The very slow recovery of I_to suggests that at a physiologically relevant rate (60–75 bpm), very little I_to would be observed. To further test this hypothesis, we measured the magnitude of I_to at different stimulation frequencies. In the next set of experiments, changes in I_to were recorded from hiPSC-CM in response to pacing at progressively faster frequencies (Fig. 4A). Cells were held at −80 mV and I_to was activated at various pacing rates. The red trace in each panel shows the first activation pulse following a prolonged rest period. An increase in the pacing rate results in a progressive reduction in the amplitude of I_to. At a pacing rate of once per second, only a small fraction of I_to remains. The mean data showing the reduction in I_to as a function of pacing rate is illustrated in Fig. 4B. Our results show that I_to is present in hiPSC-CM cells but the slow recovery kinetics (at −80 mV) suggests that its contribution to the action potential is minimal. The depolarized MDP, secondary to a deficiency in I_K1 [22], further reduced I_to via steady-state inactivation and slower recovery.

Fig. 4.

Rate-dependence of transient outward current (I_to). A: Representative traces showing changes in I_to in response to various pacing rates. The cell was activated 10 times at various cycle lengths and every pulse is shown. The red trace illustrates the first pulse after a prolonged (>15 s) rest period whereas the black traces show the magnitude of I_to recorded during pulses 2–10. An increase in the pacing rate results in a progressive decrease in the size of I_to. B: Mean data showing reduction in I_to as a function of pacing rate.

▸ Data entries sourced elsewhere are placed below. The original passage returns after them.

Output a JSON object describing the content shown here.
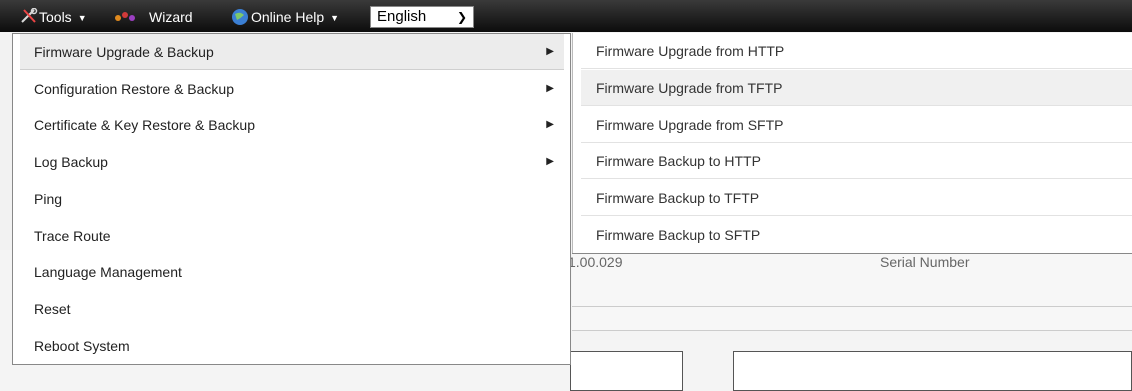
{
  "toolbar": {
    "tools_label": "Tools",
    "wizard_label": "Wizard",
    "help_label": "Online Help",
    "language_selected": "English",
    "tools_icon": "tools-icon",
    "wizard_icon": "wizard-icon",
    "help_icon": "help-globe-icon"
  },
  "tools_menu": {
    "items": [
      {
        "label": "Firmware Upgrade & Backup",
        "has_submenu": true
      },
      {
        "label": "Configuration Restore & Backup",
        "has_submenu": true
      },
      {
        "label": "Certificate & Key Restore & Backup",
        "has_submenu": true
      },
      {
        "label": "Log Backup",
        "has_submenu": true
      },
      {
        "label": "Ping",
        "has_submenu": false
      },
      {
        "label": "Trace Route",
        "has_submenu": false
      },
      {
        "label": "Language Management",
        "has_submenu": false
      },
      {
        "label": "Reset",
        "has_submenu": false
      },
      {
        "label": "Reboot System",
        "has_submenu": false
      }
    ]
  },
  "firmware_submenu": {
    "items": [
      {
        "label": "Firmware Upgrade from HTTP"
      },
      {
        "label": "Firmware Upgrade from TFTP"
      },
      {
        "label": "Firmware Upgrade from SFTP"
      },
      {
        "label": "Firmware Backup to HTTP"
      },
      {
        "label": "Firmware Backup to TFTP"
      },
      {
        "label": "Firmware Backup to SFTP"
      }
    ]
  },
  "background": {
    "firmware_version_fragment": "1.00.029",
    "serial_number_label": "Serial Number"
  }
}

To address the question of which of the two factors (i.e. depolarized MDP due to low expression of I_K1 current or slow inactivation and recovery of hiPSC-CM I_to current) is predominantly responsible for the lack of the spike-and-dome morphology in hiPSC-CM APs, we performed another set of experiments in which native Epi and Endo ventricular preparations with normal I_to kinetics were depolarized by exposure to 300 µM BaCl₂, a concentration known to block nearly 100% of I_K1 (Fig. 5A and B) [34,35]. Note the presence of phase 1 repolarization (Endo) and a spike-and-dome morphology (Epi) under control conditions (Panel A) and the lack thereof following 20 min of superfusion with barium (Panel B). Application of barium resulted in depolarization of both tissue types followed by spontaneous beating, which made them indistinguishable from each other. Thus, in the absence of I_K1, I_to-mediated phase 1 repolarization in adult Endo and Epi tissues resembled the immature AP morphologies of the hiPSC-CM.

Fig. 5.

Effect of BaCl₂ on an isolated canine right ventricular endocardial (Endo) and epicardial (Epi) tissue-slices. A: Control recordings (basic cycle length (BCL) = 1000 msec). B: Effect of 300 µM BaCl₂ (20–30 min) to block the inwardly rectifying K⁺ current (I_K1). Note the presence of phase 1 repolarization in Endo and of spike and dome morphology (notch) in Epi under control conditions (A) and the lack thereof following 20 min of superfusion with barium. C: Computer model Luo–Rudy II (LRII) of action potentials (APs) and currents responsible for the morphology of the AP in adult native cardiomyocytes. The two left panels show APs simulated in the absence (Endo) and presence of I_to (Epi) D: Computer simulation of human induced pluripotent stem cell-derived cardiomyocytes (hiPSC-CM)-like APs with maximal I_K1 conductance reduced to 10% of normal. The right most panels in both C and D illustrate ion channel currents contributing to the APs under these conditions. Note that the vertical scale is 10 times larger and time scale is 10 times shorter in C, highlighting the ion distinctions between hiPSC-CM and adult native cardiomyocytes.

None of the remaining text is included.